Yes, I like that idea!
This is really interesting.
You need to send everyone following this thread a bottle when finished!
Any taste tests along the way? I love taking big slurps of hot wort on cold brew days.
You need to send everyone following this thread a bottle when finished!
You guys want to try beer filtered through grass and cooked with bricks?
So you got it boiling and kept it boiling with bricks alone? You didn't have a fire under your kettle?
And to your question: yes, I would definitely try this beer if you can confirm there were never any crocs in the vicinity. Good job.
Yeah, I'm guessing ash flavor wouldn't be very tasty.
I spy chimney starters in one of your photos. Next time you could put one of those rockets under the pot! I'm thinking two chimneys, one after the other, plus the hot bricks would get you through the boil and leave you enough room on that grill for some brats. Less brick cycling work at least.
By putting the kettle over the fire I wonder how much smoke flavor that would impart. The bricks that were directly in the smoke were getting cycled in and out of the wort it self, I wonder if that in of it self would actually transfer even more smoke flavor.
It's alive.
A thought on your yeast conundrum.
For millennia, the way people got yeast for their next batch was to reuse from an old batch. I think it would NOT be cheating to either (a) save some yeast from your next batch made with commercial yeast, or (b) pitch your primitive beer on top of the yeast cake from your next batch made with commercial yeast, or (c) use the dregs from a bottle of commercial unfiltered/unpasteurized beer to build up a starter. All three of these methods were probably used by beermakers for centuries or more, before the days when you could buy clean commercial yeast.
The Mad Fermentationist has a great resource on harvesting commercial dregs.
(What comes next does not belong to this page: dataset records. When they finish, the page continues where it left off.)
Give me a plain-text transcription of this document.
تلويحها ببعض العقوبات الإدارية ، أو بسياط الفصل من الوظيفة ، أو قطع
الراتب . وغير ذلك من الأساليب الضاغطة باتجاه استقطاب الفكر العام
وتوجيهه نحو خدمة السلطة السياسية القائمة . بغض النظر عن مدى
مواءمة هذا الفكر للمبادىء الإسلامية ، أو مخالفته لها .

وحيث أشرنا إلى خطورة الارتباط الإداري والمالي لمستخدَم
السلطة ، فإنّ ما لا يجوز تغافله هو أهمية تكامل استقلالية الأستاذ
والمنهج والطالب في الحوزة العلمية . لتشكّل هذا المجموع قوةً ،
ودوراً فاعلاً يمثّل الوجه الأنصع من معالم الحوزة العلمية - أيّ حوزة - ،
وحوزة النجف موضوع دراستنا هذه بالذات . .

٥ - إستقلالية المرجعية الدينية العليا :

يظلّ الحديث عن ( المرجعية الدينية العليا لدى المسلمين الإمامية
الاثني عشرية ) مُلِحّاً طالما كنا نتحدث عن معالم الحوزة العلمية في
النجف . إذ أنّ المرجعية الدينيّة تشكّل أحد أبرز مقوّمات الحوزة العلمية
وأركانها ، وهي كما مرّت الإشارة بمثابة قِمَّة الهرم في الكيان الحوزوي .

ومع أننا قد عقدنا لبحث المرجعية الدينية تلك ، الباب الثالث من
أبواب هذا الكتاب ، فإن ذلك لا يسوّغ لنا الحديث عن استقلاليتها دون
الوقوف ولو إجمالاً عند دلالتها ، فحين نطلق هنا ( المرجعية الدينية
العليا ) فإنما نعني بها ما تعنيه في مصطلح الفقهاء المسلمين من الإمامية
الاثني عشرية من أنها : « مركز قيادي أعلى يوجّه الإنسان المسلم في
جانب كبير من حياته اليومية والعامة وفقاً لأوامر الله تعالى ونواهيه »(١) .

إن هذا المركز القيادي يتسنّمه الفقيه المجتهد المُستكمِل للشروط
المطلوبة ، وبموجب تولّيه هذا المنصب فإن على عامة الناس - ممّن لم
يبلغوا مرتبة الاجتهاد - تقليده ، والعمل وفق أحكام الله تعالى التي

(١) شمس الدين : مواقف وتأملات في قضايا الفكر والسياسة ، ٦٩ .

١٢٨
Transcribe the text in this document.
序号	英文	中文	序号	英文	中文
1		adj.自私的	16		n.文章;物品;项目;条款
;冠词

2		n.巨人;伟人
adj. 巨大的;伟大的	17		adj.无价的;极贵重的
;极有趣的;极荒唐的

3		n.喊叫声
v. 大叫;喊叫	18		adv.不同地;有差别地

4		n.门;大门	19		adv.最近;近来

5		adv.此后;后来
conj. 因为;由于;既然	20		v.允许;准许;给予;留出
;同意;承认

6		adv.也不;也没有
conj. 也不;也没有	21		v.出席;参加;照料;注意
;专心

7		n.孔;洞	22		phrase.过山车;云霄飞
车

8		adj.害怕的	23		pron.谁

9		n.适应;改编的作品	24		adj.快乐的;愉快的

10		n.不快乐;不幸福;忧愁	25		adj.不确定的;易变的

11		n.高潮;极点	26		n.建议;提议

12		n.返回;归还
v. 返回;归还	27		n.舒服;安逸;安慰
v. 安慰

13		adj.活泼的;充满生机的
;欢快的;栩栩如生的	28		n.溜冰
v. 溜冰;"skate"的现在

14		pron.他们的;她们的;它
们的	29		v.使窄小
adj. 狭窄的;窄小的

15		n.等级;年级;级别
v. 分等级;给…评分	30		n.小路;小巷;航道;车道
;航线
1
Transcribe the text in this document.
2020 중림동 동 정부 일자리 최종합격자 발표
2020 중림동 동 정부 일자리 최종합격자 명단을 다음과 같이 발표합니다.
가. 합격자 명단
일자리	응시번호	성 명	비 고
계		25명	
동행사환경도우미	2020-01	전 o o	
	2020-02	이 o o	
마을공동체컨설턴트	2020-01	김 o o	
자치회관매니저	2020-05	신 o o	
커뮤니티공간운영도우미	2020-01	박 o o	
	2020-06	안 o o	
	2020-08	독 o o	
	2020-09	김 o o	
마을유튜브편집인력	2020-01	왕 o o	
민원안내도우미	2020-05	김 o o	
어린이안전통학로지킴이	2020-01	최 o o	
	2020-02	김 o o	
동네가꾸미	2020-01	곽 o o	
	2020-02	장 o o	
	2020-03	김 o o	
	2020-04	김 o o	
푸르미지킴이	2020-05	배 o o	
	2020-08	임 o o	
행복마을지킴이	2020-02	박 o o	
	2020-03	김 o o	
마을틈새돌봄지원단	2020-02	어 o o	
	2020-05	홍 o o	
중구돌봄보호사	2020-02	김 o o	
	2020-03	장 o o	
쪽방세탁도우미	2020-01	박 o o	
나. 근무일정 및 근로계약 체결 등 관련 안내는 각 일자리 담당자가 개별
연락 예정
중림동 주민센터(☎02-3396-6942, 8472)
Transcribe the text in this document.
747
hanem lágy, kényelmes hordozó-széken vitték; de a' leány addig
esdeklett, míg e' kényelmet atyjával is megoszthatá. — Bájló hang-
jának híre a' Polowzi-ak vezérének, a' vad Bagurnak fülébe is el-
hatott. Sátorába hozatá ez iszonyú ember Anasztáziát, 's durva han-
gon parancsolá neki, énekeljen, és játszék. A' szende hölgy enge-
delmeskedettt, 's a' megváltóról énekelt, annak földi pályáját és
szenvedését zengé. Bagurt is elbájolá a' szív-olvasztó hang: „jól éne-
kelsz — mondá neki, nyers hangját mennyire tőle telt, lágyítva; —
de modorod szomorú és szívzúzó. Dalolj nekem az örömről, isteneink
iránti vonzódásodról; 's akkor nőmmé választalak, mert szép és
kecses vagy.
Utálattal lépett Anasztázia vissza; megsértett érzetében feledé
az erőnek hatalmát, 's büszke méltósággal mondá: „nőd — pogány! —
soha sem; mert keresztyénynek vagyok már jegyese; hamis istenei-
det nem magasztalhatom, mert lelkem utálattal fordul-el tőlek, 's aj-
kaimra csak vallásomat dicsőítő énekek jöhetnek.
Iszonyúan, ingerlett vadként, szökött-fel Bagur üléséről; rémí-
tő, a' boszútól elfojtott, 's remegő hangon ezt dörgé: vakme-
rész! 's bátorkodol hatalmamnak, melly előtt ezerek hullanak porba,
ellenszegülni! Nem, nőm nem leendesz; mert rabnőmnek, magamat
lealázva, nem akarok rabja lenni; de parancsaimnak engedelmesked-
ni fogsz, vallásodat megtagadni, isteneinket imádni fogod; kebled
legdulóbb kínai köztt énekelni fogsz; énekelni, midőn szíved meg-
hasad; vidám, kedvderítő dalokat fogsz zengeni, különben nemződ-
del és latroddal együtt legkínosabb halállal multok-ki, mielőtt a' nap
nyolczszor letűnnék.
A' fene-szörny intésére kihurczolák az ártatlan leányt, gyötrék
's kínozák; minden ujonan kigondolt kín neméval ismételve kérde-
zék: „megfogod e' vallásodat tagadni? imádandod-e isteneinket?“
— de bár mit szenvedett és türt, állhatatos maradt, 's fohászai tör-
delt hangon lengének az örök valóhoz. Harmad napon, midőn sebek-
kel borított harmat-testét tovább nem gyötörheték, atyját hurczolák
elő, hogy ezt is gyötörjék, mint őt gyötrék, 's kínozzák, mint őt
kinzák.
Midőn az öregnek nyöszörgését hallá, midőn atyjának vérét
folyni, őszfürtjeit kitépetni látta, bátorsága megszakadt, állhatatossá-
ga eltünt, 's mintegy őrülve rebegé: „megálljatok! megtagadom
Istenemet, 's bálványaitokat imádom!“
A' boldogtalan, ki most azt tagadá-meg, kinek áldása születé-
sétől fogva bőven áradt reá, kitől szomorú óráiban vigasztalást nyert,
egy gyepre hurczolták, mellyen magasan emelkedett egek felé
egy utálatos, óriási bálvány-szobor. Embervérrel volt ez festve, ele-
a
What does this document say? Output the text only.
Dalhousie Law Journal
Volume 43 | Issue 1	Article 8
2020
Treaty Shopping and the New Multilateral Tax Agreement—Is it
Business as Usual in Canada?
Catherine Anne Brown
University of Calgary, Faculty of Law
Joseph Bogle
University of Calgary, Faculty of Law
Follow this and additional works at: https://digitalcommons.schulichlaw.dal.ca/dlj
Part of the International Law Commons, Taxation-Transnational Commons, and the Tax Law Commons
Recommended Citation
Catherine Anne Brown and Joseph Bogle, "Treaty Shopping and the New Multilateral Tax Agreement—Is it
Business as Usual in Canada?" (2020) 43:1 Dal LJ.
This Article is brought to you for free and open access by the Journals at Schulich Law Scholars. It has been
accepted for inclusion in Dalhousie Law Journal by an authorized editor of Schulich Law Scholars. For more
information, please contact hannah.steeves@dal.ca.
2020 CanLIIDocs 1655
...With ten bricks I probably could have boiled indefinitely, or at least until the fire died.
I probably could have heated the bricks quicker if I stuck them right in the fire but this way I didn't get ash in the beer.
...
Glowing hot rocks might cause quite a bit of caramelization (scorching?) of the wort, just something to consider.
Smoke is very much diminished. It has a gorgeous pellicle, if your in to that kind of thing. I'm going to Ft. Bliss for 5 weeks for work so I will check on it after that.